Die Atomaufsicht löste ihren Krisenstab wieder auf. Die Explosion in einem Verbrennungsofen habe ein Feuer entfacht, das gegen 13 Uhr unter Kontrolle gewesen sei. Das Gebäude, in dem der Ofen stand, sei nicht beschädigt worden.

«Es handelt sich um einen Industrieunfall, nicht um einen Atomunfall», sagte zuvor ein Sprecher des staatlichen Stromkonzerns EDF, dessen Tochterunternehmen Socodei die Anlage betreibt.

Ein Toter

Die vier Verletzten, von denen einer schwere Verbrennungen erlitt, seien nicht radioaktiv verstrahlt worden. Auch ausserhalb des Gebäudes sei keine Radioaktivität gemessen worden. Nun solle untersucht werden, wie es zu dem Unfall kam.

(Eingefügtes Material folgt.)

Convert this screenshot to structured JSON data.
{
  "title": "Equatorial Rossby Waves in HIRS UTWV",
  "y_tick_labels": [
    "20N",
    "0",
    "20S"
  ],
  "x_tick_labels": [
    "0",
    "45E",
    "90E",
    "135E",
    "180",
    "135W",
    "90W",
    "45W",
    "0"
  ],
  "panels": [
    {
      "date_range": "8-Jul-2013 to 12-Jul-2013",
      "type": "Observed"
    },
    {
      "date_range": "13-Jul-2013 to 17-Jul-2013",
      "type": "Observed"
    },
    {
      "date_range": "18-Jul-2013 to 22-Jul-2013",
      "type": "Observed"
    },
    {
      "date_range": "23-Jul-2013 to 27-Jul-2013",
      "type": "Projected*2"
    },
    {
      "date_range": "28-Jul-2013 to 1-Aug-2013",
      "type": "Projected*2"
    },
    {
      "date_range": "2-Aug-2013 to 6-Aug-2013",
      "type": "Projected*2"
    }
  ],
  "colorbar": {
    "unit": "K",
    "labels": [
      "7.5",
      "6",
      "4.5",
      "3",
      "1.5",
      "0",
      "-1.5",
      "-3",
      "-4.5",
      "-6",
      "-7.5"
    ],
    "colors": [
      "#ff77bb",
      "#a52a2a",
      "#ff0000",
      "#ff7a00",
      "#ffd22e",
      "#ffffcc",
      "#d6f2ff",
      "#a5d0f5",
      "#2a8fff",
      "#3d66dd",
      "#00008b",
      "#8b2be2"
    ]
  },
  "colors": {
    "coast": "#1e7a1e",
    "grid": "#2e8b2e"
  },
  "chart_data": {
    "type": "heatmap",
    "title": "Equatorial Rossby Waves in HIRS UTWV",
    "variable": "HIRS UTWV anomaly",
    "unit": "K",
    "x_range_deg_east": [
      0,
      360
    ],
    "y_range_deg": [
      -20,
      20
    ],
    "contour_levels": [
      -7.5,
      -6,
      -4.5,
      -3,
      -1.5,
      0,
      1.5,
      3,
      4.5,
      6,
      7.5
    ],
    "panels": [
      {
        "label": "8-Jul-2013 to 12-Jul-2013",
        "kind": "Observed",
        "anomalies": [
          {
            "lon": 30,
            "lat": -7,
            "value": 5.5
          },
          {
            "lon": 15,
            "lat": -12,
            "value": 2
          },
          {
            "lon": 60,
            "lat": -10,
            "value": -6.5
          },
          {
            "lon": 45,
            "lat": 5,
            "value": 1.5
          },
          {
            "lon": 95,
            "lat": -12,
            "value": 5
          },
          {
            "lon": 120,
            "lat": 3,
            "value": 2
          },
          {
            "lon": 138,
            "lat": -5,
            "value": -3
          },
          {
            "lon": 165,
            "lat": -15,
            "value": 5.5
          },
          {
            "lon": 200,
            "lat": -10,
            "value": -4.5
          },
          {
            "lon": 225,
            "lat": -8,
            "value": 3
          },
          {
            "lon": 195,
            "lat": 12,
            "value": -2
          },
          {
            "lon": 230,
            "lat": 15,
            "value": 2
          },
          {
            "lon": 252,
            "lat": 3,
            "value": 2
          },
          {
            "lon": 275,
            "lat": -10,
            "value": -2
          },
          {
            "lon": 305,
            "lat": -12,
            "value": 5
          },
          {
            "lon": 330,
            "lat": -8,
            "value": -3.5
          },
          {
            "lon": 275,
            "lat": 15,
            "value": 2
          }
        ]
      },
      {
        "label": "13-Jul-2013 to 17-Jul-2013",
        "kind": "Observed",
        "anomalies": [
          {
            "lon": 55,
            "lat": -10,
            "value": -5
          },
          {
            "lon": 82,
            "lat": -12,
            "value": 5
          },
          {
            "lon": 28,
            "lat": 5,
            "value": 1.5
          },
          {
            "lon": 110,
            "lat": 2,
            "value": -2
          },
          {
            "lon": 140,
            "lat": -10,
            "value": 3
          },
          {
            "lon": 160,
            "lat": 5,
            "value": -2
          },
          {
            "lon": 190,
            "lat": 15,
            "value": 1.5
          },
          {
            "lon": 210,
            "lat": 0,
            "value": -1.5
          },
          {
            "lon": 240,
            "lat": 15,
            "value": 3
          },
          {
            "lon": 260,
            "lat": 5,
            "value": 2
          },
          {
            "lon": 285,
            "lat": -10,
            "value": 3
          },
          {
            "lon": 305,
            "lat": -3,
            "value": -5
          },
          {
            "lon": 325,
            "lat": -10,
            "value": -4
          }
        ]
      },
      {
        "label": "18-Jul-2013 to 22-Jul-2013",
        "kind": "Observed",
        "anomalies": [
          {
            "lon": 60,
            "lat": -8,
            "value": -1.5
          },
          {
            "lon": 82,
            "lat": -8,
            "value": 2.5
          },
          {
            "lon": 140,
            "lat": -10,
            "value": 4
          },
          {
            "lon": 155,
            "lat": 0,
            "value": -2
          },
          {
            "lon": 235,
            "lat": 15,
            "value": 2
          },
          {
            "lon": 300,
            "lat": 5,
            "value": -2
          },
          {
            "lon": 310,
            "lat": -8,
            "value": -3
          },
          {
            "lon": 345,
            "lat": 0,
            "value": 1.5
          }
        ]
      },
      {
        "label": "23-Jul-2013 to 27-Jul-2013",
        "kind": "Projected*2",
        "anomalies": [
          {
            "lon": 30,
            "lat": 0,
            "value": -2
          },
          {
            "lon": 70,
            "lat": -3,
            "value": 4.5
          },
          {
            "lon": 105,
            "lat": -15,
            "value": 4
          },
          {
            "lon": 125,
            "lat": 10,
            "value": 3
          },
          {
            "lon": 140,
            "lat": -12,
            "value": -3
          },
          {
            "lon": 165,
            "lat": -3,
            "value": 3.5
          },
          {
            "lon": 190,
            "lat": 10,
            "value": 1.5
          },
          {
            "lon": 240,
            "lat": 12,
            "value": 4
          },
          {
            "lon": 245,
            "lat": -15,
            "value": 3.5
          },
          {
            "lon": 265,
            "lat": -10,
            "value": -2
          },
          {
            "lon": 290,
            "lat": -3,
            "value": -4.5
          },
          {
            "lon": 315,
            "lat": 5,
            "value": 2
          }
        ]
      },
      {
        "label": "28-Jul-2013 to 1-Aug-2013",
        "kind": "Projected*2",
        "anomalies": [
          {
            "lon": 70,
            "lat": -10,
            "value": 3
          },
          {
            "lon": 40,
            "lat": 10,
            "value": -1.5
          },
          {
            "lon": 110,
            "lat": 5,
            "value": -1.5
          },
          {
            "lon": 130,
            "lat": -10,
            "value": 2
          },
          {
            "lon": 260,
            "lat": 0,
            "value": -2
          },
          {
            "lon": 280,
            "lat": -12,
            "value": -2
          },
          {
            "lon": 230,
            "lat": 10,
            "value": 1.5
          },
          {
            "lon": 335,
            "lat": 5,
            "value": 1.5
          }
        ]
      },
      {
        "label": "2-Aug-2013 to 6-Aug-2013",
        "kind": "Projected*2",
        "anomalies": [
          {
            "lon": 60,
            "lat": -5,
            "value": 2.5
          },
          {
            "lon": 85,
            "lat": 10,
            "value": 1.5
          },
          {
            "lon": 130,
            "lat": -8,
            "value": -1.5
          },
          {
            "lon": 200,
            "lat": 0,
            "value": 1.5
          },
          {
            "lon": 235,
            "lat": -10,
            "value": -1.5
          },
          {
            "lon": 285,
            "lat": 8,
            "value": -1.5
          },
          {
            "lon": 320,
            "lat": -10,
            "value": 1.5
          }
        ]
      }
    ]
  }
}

Bei der Explosion in dem Verbrennungsofen, in dem Rohre und Schutzkleidung aus Atomkraftwerken eingeschmolzen wurden, starb ein Arbeiter. Die Anlage in Codolet, die zum Atomkomplex Marcoule gehört, liegt in Südfrankreich, etwa 20 Kilometer von Avignon entfernt.

IAEA informiert

Das Zentrum der Internationalen Atomenergiebehörde (IAEA) für nukleare Notfälle sei sofort nach dem Zwischenfall aktiviert worden, sagte IAEA-Chef Yukiya Amano in Wien vor Journalisten.

Man habe bei der französischen Atomsicherheitsbehörde nach detaillierten Mitteilungen gefragt und sei nun dabei, vorliegende Informationen zu bewerten: «Es ist alles noch in einem sehr frühen Stadium.»

Die Nuklearanlage Marcoule umfasst mehrere kleinere Reaktoren, die allesamt stillgelegt sind. Das letzte Kraftwerk, ein sogenannter Schneller Brüter, stellte 2010 den Betrieb ein. Im vergangenen März hatte es einen Zwischenfall in Marcoule gegeben, den die Atomaufsicht nachträglich auf Stufe zwei eingestuft hatte.